Au contraire, le mouvement climatique devrait chercher à renforcer la solidarité au sein de la classe ouvrière pour résister au pouvoir du capital privé de prendre unilatéralement des décisions concernant notre avenir collectif. Si nous voulons créer un mouvement de masse capable d’exercer un véritable pouvoir politique, nous devons plaider en faveur de politiques climatiques qui non seulement réduisent les émissions, mais améliorent évidemment et concrètement la vie de la classe ouvrière aujourd’hui et à l’avenir.

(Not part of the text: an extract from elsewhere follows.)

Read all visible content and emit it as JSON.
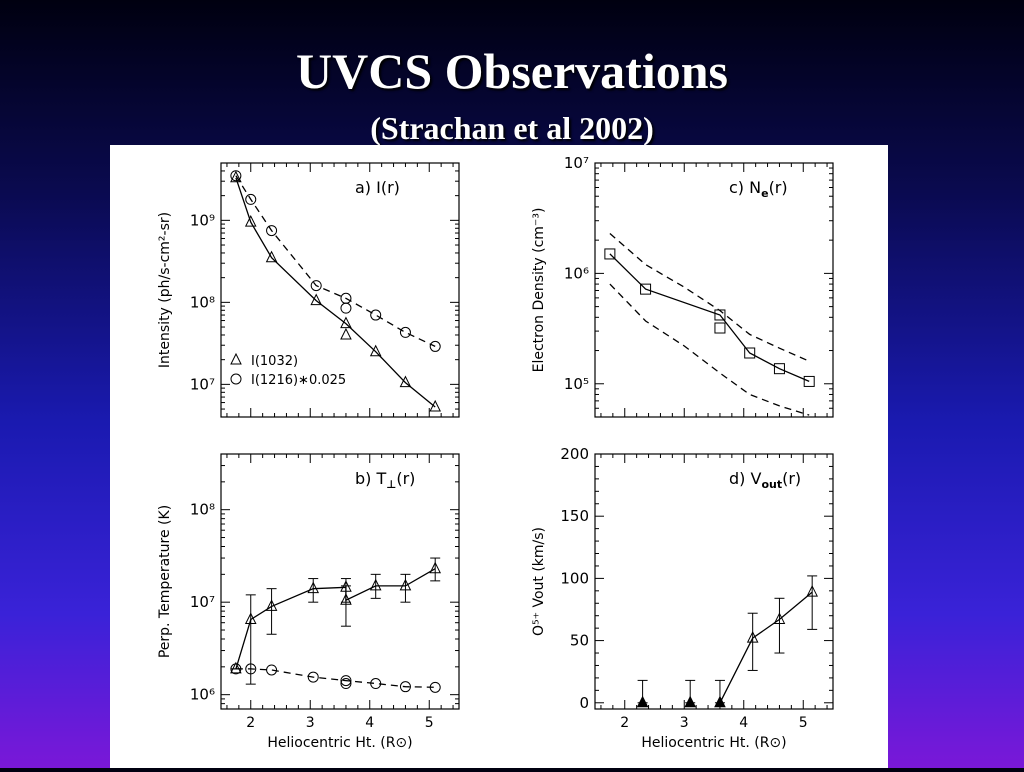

Les fournisseurs d’énergie alternative peuvent avoir un rôle à jouer, mais seulement s’ils sont détenus démocratiquement et gardent le pouvoir entre les mains de leurs membres. C’est le cas de Cooperative Power, une coopérative d’énergie verte soutenue par le syndicat, et d’Indigo Power, une coopérative d’énergie renouvelable au service des communautés régionales du nord-est de Victoria. Cependant, le mouvement climatique doit être clair sur le fait qu’un changement significatif nécessitera une organisation continue pour remettre en question la logique politique et économique qui a conduit au changement climatique en premier lieu.
À cet égard, le mouvement Sunrise et l’alignement émergent du Green New Deal aux États-Unis offrent des leçons à leurs homologues australiens en herbe. Nous devons combiner la protestation avec le travail politique en cours. Cela implique, comme Matt Huber l’a soutenu dans Jacobin, lier la décarbonation
directement à l’investissement public et aux avantages matériels visibles pour la classe ouvrière – et, ce faisant, assembler le bloc majoritaire nécessaire pour à la fois adopter un programme climatique et empêcher l’avancée de la droite.
Gagner la bataille politique contre le pouvoir des entreprises ne sera pas facile. Les institutions de la classe ouvrière sont faibles, l’engagement populaire dans la politique est à son plus bas niveau et nous sommes confrontés à l’opposition d’une droite populiste revitalisée par le mouvement anti-vaccin. Cependant, il n’y a pas de raccourci. Les alliés les plus puissants du mouvement climatique se trouvent sur les lieux de travail à travers le pays, et non dans les conseils d’administration des entreprises.